Some big risks to periodontal disease are:

  • Smoking: This habit is one of the biggest risk factors associated with developing of gum disease. Also, smoking lowers the chances for successful treatment after diagnosis.
  • Hormonal changes: These changes to hormonal states in women and girls can make gums more sensitive and make it easier for gingivitis to develop.
  • Diabetes: Those who have diabetes are a higher risk of developing gum disease.
  • Illnesses:  Diseases such as AIDS and cancer along with its treatments can affect the health of the gums.
  • Medications:  Many over the counter and prescription drugs can reduce the flow of saliva which has a profound effect on the mouth. Without enough saliva, a dry mouth can start gum disease. In some cases, medicines can cause abnormal overgrowth of the gum tissue making it difficult to keep teeth and gums clean.
  • Genetic susceptibility:  Some people are more prone to severe gum disease than others.

What can you do to alleviate the problem? 

Nonsurgical Treatment

Treating periodontitis can begin with a nonsurgical treatment called scaling and root planing. Your dentist will start by scraping and removing the plaque and tartar from your teeth. Next, your dentist will smooth away any roughness on the roots to prevent bacteria from settling in again. This procedure can take more than one visit and can often require a local anesthetic to keep everything feeling comfortable. After this treatment, the gums will heal and reattach themselves to the healthy, clean surfaces of the teeth. Within a few weeks, your dentist will evaluate your healing and decide if further treatment is necessary.

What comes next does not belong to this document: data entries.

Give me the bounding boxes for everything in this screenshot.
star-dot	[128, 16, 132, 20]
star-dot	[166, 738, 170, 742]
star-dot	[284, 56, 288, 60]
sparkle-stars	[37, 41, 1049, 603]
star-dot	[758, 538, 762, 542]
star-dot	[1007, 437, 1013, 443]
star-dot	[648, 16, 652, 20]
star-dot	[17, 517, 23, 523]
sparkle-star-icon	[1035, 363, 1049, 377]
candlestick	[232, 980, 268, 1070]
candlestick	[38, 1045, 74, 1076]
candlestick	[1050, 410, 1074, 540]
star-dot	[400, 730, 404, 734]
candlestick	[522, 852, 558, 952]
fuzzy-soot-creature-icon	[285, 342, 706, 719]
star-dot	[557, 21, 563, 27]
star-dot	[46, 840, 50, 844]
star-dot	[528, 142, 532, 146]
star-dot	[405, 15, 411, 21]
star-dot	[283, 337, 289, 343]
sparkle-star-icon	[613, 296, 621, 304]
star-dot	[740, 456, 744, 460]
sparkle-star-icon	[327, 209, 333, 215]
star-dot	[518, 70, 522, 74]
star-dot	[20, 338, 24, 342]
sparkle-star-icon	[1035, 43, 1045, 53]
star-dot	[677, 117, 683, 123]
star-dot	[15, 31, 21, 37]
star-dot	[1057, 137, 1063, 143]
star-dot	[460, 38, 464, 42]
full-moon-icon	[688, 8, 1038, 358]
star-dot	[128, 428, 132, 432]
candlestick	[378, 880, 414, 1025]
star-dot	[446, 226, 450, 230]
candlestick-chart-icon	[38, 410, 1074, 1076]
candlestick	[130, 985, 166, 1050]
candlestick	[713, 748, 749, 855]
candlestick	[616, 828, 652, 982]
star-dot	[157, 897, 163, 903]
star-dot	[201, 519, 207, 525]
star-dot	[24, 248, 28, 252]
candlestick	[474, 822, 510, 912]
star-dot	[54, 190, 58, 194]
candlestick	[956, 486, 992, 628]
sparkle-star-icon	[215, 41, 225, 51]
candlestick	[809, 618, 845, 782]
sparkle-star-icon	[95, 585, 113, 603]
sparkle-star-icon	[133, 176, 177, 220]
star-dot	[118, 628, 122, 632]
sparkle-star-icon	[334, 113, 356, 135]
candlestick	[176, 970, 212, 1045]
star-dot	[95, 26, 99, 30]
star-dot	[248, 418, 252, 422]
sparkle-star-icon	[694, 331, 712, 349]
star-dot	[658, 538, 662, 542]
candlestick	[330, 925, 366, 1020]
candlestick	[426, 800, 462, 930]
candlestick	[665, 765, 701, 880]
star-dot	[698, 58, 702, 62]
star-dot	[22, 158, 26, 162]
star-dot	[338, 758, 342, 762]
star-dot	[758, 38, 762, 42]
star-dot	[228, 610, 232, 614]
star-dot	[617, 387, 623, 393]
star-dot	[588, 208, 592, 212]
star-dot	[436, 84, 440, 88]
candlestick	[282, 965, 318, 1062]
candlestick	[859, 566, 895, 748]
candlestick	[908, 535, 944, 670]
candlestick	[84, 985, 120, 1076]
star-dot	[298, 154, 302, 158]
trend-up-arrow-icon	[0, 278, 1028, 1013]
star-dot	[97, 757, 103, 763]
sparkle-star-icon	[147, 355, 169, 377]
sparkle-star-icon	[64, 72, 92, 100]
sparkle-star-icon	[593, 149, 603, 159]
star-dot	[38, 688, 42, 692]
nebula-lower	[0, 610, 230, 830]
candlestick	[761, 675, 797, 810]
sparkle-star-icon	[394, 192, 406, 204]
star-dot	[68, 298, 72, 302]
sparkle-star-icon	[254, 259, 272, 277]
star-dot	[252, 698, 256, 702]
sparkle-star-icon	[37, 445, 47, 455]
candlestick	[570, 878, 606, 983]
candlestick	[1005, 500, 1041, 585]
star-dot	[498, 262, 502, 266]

Pocket Reduction Procedure

If scaling and scraping do not help the gum tissue then the next step is a periodontal pocket reduction or flap surgery. The patient will receive scaling and root planing, then a procedure that folds back the gum tissue. Your dentist will then remove any lasting infectious bacteria and smooth areas of damaged bone, allowing the gum tissue to reattach to healthy bone.

Gum Grafts

With periodontal disease means the roots may be exposed due to gum recession. A procedure involves gum grafts, where the gum tissue is taken from your palate or from another source and used to cover the roots of one or more teeth. By covering all the exposed roots will help reduce sensitivity and will protect the roots from decay, while further stopping more gum recession and bone loss in the future.

Regenerative Procedures

Bone grafting is a surgical procedure that helps promote the growth of bone that has been destroyed by periodontal disease. This treatment will eliminate bacteria with either natural or synthetic bone in the area of bone loss, along with tissue-stimulating proteins to help your body effectively regrow bone and tissue.

After any treatment, it’s important to maintain meticulous cleaning to keep periodontal disease away. Your dentist will spend time with you making sure you understand proper brushing and flossing techniques at home.